Wednesday, August 26, 2009

Persephone Week 3: The Runaway

I don't know about you, but I'm really enjoying Persephone Reading Week. Do keep popping over to Paperback Reader and The B Files to catch up on what's going on across the interweb, and I do hope you've felt encouraged to pick up your own Persephone book. Our Vicar's Wife has promised to cook something from her copy of Good Things in England by Florence White, to celebrate the week, so hopefully I'll be able to treat you to a picture of whatever it is, later in the week.


I wasn't sure I'd be able to keep up to one Persephone a day, since I was out at the theatre tonight (seeing Spike Milligan's Hitler: My Part in His Downfall - for free, because I'm under 26 - hurrah!) But I was speedy, and the book was quick, so I can add Elizabeth Ann Hart's The Runaway to my list for the week. A children's novel originally published in 1872, and reprinted in 1936 with over sixty wood-cuts specially made by the sublime Gwen Raverat, The Runaway has become one of my very favourite Persephones.
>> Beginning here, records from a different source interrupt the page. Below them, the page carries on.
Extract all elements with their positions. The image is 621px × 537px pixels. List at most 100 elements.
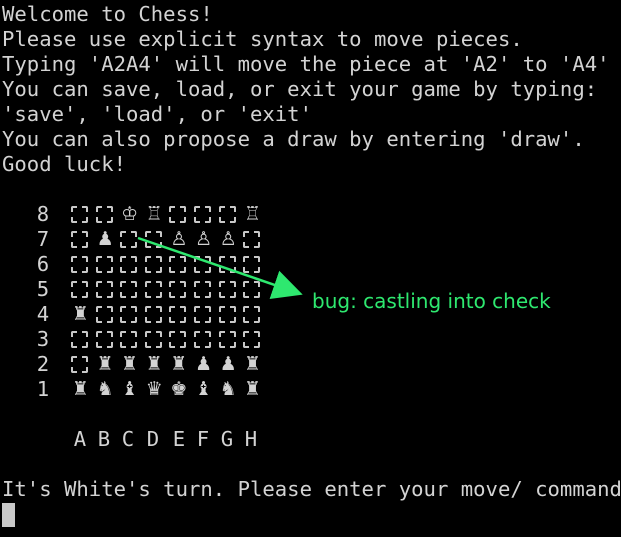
board-square-empty xyxy=(166,252,191,277)
chess-piece: ♔ xyxy=(121,203,139,225)
board-square-empty xyxy=(117,227,142,252)
board-square-piece: ♜ xyxy=(117,352,142,377)
board-square-empty xyxy=(68,227,93,252)
chess-piece: ♙ xyxy=(194,228,213,250)
board-square-empty xyxy=(142,302,167,327)
board-square-piece: ♙ xyxy=(216,227,241,252)
board-square-empty xyxy=(142,277,167,302)
board-square-piece: ♜ xyxy=(240,377,265,402)
board-square-piece: ♖ xyxy=(142,202,167,227)
chess-piece: ♞ xyxy=(96,378,114,400)
chess-piece: ♟ xyxy=(219,353,237,375)
board-square-piece: ♖ xyxy=(240,202,265,227)
board-square-empty xyxy=(166,327,191,352)
rank-label: 8 xyxy=(36,202,50,226)
board-square-empty xyxy=(68,352,93,377)
board-square-empty xyxy=(68,277,93,302)
board-square-piece: ♛ xyxy=(142,377,167,402)
board-square-empty xyxy=(166,202,191,227)
board-square-empty xyxy=(216,302,241,327)
chess-piece: ♜ xyxy=(244,378,262,400)
turn-prompt: It's White's turn. Please enter your mov… xyxy=(2,477,621,501)
chess-piece: ♝ xyxy=(121,378,139,400)
board-square-empty xyxy=(68,327,93,352)
bug-annotation-label: bug: castling into check xyxy=(312,289,551,313)
chess-piece: ♜ xyxy=(71,303,90,325)
rank-label: 6 xyxy=(36,252,50,276)
board-square-empty xyxy=(216,277,241,302)
board-square-empty xyxy=(166,302,191,327)
chess-piece: ♙ xyxy=(219,228,237,250)
board-square-empty xyxy=(216,252,241,277)
chess-piece: ♛ xyxy=(145,378,163,400)
file-label: C xyxy=(121,427,135,451)
board-square-empty xyxy=(68,252,93,277)
board-square-piece: ♟ xyxy=(93,227,118,252)
file-label: G xyxy=(220,427,234,451)
file-label: B xyxy=(97,427,111,451)
chess-piece: ♟ xyxy=(96,228,114,250)
board-square-piece: ♟ xyxy=(191,352,216,377)
board-square-empty xyxy=(216,327,241,352)
file-label: E xyxy=(172,427,186,451)
board-square-empty xyxy=(93,302,118,327)
board-square-piece: ♝ xyxy=(191,377,216,402)
board-square-empty xyxy=(191,277,216,302)
board-square-piece: ♙ xyxy=(166,227,191,252)
intro-line-syntax: Please use explicit syntax to move piece… xyxy=(2,27,523,51)
rank-label: 4 xyxy=(36,302,50,326)
board-square-empty xyxy=(142,327,167,352)
board-square-piece: ♜ xyxy=(142,352,167,377)
chess-piece: ♙ xyxy=(170,228,188,250)
board-square-empty xyxy=(240,227,265,252)
chess-piece: ♜ xyxy=(121,353,139,375)
chess-piece: ♜ xyxy=(244,353,262,375)
board-square-piece: ♙ xyxy=(191,227,216,252)
chess-piece: ♟ xyxy=(194,353,213,375)
rank-label: 1 xyxy=(36,377,50,401)
board-square-piece: ♚ xyxy=(166,377,191,402)
board-square-empty xyxy=(240,277,265,302)
chess-piece: ♞ xyxy=(219,378,237,400)
board-square-empty xyxy=(93,277,118,302)
board-square-piece: ♟ xyxy=(216,352,241,377)
chess-piece: ♜ xyxy=(71,378,90,400)
board-square-empty xyxy=(117,302,142,327)
board-square-piece: ♜ xyxy=(68,302,93,327)
chess-piece: ♜ xyxy=(96,353,114,375)
intro-line-welcome: Welcome to Chess! xyxy=(2,2,213,26)
intro-line-example: Typing 'A2A4' will move the piece at 'A2… xyxy=(2,52,610,76)
file-label: F xyxy=(196,427,210,451)
file-label: A xyxy=(73,427,87,451)
board-square-empty xyxy=(240,252,265,277)
rank-label: 5 xyxy=(36,277,50,301)
rank-label: 3 xyxy=(36,327,50,351)
board-square-empty xyxy=(216,202,241,227)
rank-label: 2 xyxy=(36,352,50,376)
chess-piece: ♖ xyxy=(244,203,262,225)
board-square-piece: ♞ xyxy=(216,377,241,402)
board-square-empty xyxy=(117,252,142,277)
board-square-empty xyxy=(93,252,118,277)
board-square-piece: ♜ xyxy=(93,352,118,377)
terminal-window[interactable]: Welcome to Chess! Please use explicit sy… xyxy=(0,0,621,537)
board-square-piece: ♜ xyxy=(68,377,93,402)
board-square-piece: ♝ xyxy=(117,377,142,402)
text-cursor[interactable] xyxy=(2,503,15,527)
file-label: H xyxy=(244,427,258,451)
file-label: D xyxy=(146,427,160,451)
board-square-empty xyxy=(191,252,216,277)
board-square-empty xyxy=(68,202,93,227)
chess-piece: ♜ xyxy=(170,353,188,375)
intro-line-draw: You can also propose a draw by entering … xyxy=(2,127,585,151)
rank-label: 7 xyxy=(36,227,50,251)
chess-piece: ♜ xyxy=(145,353,163,375)
board-square-empty xyxy=(117,327,142,352)
board-square-piece: ♜ xyxy=(166,352,191,377)
chess-piece: ♖ xyxy=(145,203,163,225)
board-square-empty xyxy=(240,302,265,327)
board-square-empty xyxy=(142,252,167,277)
board-square-piece: ♞ xyxy=(93,377,118,402)
board-square-empty xyxy=(117,277,142,302)
board-square-empty xyxy=(240,327,265,352)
Both text and illustrations are quite, quite wonderful. It's impossible to imagine them separated, and I pity the children between 1872 and 1936 who had to make do without - but more do I pity myself and all other children who didn't get this read aloud to them in their infancy. The protagonist is Clarice, an imaginative fifteen year old (who acts more like a modern day ten year old - whether that is a sign of the times, or simply Clarice alone, I'm not sure) who regrets that her father is not the army, and in the opening line, redolent of Emma, is described: 'Clarice Clavering - young, ardent, and happy -'. Longing for adventure, she finds it in the form of Olga, hidden amongst the thicket. The eponymous Runaway, she persuades Clarice to allow her to hide in the house. The plot is about whether or not Olga will be discovered; whether or not she is telling the truth about her origins; what the consequences of her running away will be for all.
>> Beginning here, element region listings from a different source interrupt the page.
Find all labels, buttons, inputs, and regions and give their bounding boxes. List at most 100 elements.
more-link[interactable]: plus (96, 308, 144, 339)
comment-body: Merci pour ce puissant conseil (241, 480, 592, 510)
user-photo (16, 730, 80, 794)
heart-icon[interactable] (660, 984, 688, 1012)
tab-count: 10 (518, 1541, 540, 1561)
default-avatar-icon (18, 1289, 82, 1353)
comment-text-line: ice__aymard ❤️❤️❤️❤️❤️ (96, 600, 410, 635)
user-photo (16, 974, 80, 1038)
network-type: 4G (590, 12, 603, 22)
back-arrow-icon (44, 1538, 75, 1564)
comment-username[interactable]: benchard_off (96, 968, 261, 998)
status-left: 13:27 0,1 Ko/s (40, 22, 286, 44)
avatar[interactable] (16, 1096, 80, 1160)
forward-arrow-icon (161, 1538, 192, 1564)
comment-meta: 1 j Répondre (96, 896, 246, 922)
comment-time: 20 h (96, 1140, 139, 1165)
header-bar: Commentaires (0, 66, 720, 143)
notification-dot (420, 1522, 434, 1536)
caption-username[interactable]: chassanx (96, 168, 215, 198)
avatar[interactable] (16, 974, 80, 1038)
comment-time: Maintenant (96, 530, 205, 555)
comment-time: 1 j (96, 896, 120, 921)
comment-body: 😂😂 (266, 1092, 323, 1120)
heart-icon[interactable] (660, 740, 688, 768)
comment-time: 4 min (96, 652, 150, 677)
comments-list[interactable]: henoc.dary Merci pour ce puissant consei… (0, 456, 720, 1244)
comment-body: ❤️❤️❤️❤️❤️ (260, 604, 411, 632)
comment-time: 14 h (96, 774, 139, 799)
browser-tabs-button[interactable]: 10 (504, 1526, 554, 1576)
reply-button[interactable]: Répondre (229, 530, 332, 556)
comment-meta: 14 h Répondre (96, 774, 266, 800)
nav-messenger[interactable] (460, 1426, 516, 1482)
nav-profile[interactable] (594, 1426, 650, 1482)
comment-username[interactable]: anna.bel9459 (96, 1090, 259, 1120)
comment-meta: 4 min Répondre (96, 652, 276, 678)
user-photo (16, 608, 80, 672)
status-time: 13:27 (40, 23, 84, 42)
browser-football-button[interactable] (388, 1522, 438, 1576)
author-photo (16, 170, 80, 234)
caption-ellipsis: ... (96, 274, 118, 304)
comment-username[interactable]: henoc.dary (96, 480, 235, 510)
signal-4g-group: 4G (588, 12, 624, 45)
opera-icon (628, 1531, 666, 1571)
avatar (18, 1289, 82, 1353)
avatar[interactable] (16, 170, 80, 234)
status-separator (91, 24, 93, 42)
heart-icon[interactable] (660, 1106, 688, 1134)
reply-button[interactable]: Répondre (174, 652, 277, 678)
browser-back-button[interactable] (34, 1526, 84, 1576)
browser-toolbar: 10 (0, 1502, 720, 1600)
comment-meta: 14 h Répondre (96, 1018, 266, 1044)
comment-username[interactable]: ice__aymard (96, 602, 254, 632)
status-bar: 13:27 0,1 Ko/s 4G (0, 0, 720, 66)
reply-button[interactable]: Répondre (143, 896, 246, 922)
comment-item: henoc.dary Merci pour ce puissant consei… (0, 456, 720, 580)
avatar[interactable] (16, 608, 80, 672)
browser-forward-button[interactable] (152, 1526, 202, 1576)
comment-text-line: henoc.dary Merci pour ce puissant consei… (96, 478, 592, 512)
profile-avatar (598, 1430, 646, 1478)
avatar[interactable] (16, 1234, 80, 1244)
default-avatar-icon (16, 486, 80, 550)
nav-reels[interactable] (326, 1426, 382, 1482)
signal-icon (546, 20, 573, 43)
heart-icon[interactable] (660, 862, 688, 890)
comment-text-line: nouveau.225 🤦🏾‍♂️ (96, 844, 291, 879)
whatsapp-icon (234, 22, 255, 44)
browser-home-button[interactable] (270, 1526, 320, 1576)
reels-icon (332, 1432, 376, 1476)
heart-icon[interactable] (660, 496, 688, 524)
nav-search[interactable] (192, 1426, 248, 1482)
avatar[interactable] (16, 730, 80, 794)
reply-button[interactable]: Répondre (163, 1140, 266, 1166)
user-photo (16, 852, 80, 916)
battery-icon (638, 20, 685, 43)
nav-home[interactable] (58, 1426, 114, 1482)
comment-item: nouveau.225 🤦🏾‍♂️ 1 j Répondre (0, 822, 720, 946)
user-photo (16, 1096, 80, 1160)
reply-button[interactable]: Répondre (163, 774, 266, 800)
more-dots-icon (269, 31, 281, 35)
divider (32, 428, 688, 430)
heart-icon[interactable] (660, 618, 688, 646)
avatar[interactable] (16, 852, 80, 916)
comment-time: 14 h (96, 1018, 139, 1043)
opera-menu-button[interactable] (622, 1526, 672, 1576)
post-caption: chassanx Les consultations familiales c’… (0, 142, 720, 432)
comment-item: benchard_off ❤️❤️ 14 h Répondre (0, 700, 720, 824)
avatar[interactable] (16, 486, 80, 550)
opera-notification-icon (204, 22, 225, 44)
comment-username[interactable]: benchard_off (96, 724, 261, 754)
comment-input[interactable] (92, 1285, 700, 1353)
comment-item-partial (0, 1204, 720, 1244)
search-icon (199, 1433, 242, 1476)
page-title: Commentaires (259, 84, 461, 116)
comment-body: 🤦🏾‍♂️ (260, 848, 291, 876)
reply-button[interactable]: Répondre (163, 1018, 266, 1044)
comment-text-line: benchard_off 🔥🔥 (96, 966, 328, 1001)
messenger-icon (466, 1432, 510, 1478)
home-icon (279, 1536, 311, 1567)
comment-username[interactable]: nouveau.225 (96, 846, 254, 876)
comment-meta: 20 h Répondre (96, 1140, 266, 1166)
But, for me, the plot is less significant than the lively characters. Clarice is a fairly typical good, obedient Victorian child, but without the slightly sickening edge that certain members of the March family have for me(...) Her spirited eagerness for adventure set her apart from her less attractive compatriots. And then there is Olga! What a delight - airy, impetuous, irrepressible, and vibrant, she reminded of nothing so much as Clarissa from Edith Olivier's The Love Child. And anybody au fait with my 50 Books You Must Read will realise what a compliment that is.
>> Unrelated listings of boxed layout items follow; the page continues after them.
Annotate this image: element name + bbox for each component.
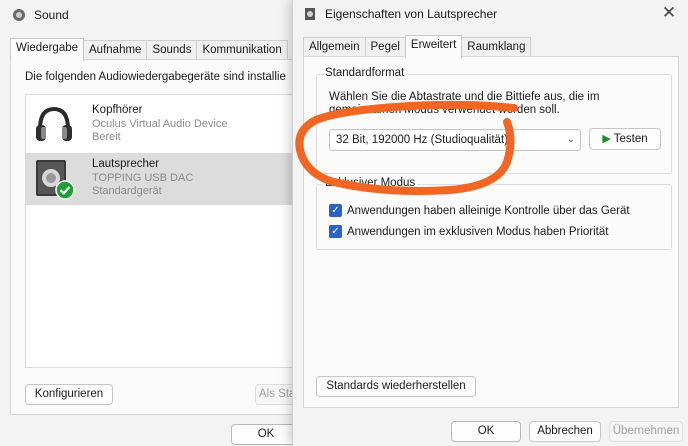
playback-panel: Die folgenden Audiowiedergabegeräte sind… [10, 59, 316, 415]
checkbox-checked-icon[interactable]: ✓ [329, 204, 342, 217]
default-format-label: Standardformat [323, 67, 407, 79]
tab-erweitert[interactable]: Erweitert [404, 35, 463, 58]
exclusive-priority-label: Anwendungen im exklusiven Modus haben Pr… [347, 225, 609, 238]
default-format-desc-2: gemeinsamen Modus verwendet werden soll. [329, 104, 560, 116]
device-status: Standardgerät [92, 185, 162, 197]
device-list: Kopfhörer Oculus Virtual Audio Device Be… [25, 94, 316, 368]
tab-sounds[interactable]: Sounds [146, 40, 198, 60]
sound-titlebar: Sound [0, 0, 300, 30]
sound-window: Sound Wiedergabe Aufnahme Sounds Kommuni… [0, 0, 316, 446]
device-kopfhoerer[interactable]: Kopfhörer Oculus Virtual Audio Device Be… [26, 99, 316, 151]
headphones-icon [32, 103, 76, 147]
device-name: Lautsprecher [92, 158, 160, 170]
sound-tabs: Wiedergabe Aufnahme Sounds Kommunikation [10, 38, 288, 61]
sound-app-icon [12, 8, 26, 22]
playback-description: Die folgenden Audiowiedergabegeräte sind… [25, 71, 286, 83]
restore-defaults-button[interactable]: Standards wiederherstellen [316, 376, 476, 397]
test-button[interactable]: ▶ Testen [589, 128, 661, 150]
properties-app-icon [303, 7, 317, 21]
device-driver: TOPPING USB DAC [92, 172, 194, 184]
tab-allgemein[interactable]: Allgemein [303, 37, 366, 57]
close-icon[interactable]: ✕ [659, 4, 679, 24]
properties-window: Eigenschaften von Lautsprecher ✕ Allgeme… [292, 0, 688, 446]
sample-rate-value: 32 Bit, 192000 Hz (Studioqualität) [336, 134, 508, 146]
default-format-group: Standardformat Wählen Sie die Abtastrate… [316, 67, 672, 174]
sample-rate-select[interactable]: 32 Bit, 192000 Hz (Studioqualität) ⌄ [329, 129, 581, 151]
tab-wiedergabe[interactable]: Wiedergabe [10, 38, 85, 61]
play-icon: ▶ [602, 132, 611, 145]
tab-raumklang[interactable]: Raumklang [461, 37, 532, 57]
ok-button[interactable]: OK [451, 421, 521, 442]
advanced-panel: Standardformat Wählen Sie die Abtastrate… [303, 56, 679, 408]
tab-pegel[interactable]: Pegel [364, 37, 406, 57]
cancel-button[interactable]: Abbrechen [529, 421, 601, 442]
exclusive-priority-option[interactable]: ✓ Anwendungen im exklusiven Modus haben … [329, 225, 608, 238]
test-label: Testen [613, 132, 648, 145]
apply-button[interactable]: Übernehmen [609, 421, 683, 442]
properties-titlebar: Eigenschaften von Lautsprecher ✕ [293, 0, 688, 28]
device-lautsprecher[interactable]: Lautsprecher TOPPING USB DAC Standardger… [26, 153, 316, 205]
tab-kommunikation[interactable]: Kommunikation [196, 40, 288, 60]
checkbox-checked-icon[interactable]: ✓ [329, 225, 342, 238]
device-driver: Oculus Virtual Audio Device [92, 118, 228, 130]
properties-window-title: Eigenschaften von Lautsprecher [325, 7, 498, 21]
chevron-down-icon: ⌄ [566, 134, 575, 145]
device-status: Bereit [92, 131, 121, 143]
speaker-icon [32, 157, 76, 201]
exclusive-mode-group: Exklusiver Modus ✓ Anwendungen haben all… [316, 177, 672, 250]
configure-button[interactable]: Konfigurieren [25, 384, 113, 405]
exclusive-control-label: Anwendungen haben alleinige Kontrolle üb… [347, 204, 630, 217]
device-name: Kopfhörer [92, 104, 143, 116]
exclusive-mode-label: Exklusiver Modus [323, 177, 418, 189]
tab-aufnahme[interactable]: Aufnahme [83, 40, 148, 60]
exclusive-control-option[interactable]: ✓ Anwendungen haben alleinige Kontrolle … [329, 204, 630, 217]
default-format-desc-1: Wählen Sie die Abtastrate und die Bittie… [329, 91, 600, 103]
sound-ok-button[interactable]: OK [231, 424, 301, 445]
sound-window-title: Sound [34, 8, 69, 22]
properties-tabs: Allgemein Pegel Erweitert Raumklang [303, 35, 532, 58]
Had the text been printed alone, this would be a lovely book - but Gwen Raverat's wood-cuts take it to the next level. I didn't really know what wood-cuts were before I started reading Persephone Books six years ago, but now I love them. Often featured in the early Persephone Quarterlies, an article by Pat Jaffe in PQ 4 speaks of the 'bookish, talented, visual twentieth-century women [who] have taken such delight in the intimate, intricate craft they were at last allowed to learn.' Each of Raverat's must have taken so long, and they are enchanting. Not twee (though personally I never find a touch of twee goes amiss) but as spirited as Olga herself.

Any parents or grandparents out there, I do encourage you to get a copy of this for your child. If you catch them at the right age, I suspect The Runaway will become a favourite for years to come. And, like all the very best children's books, it's one which you'll have to buy a copy of for yourself too.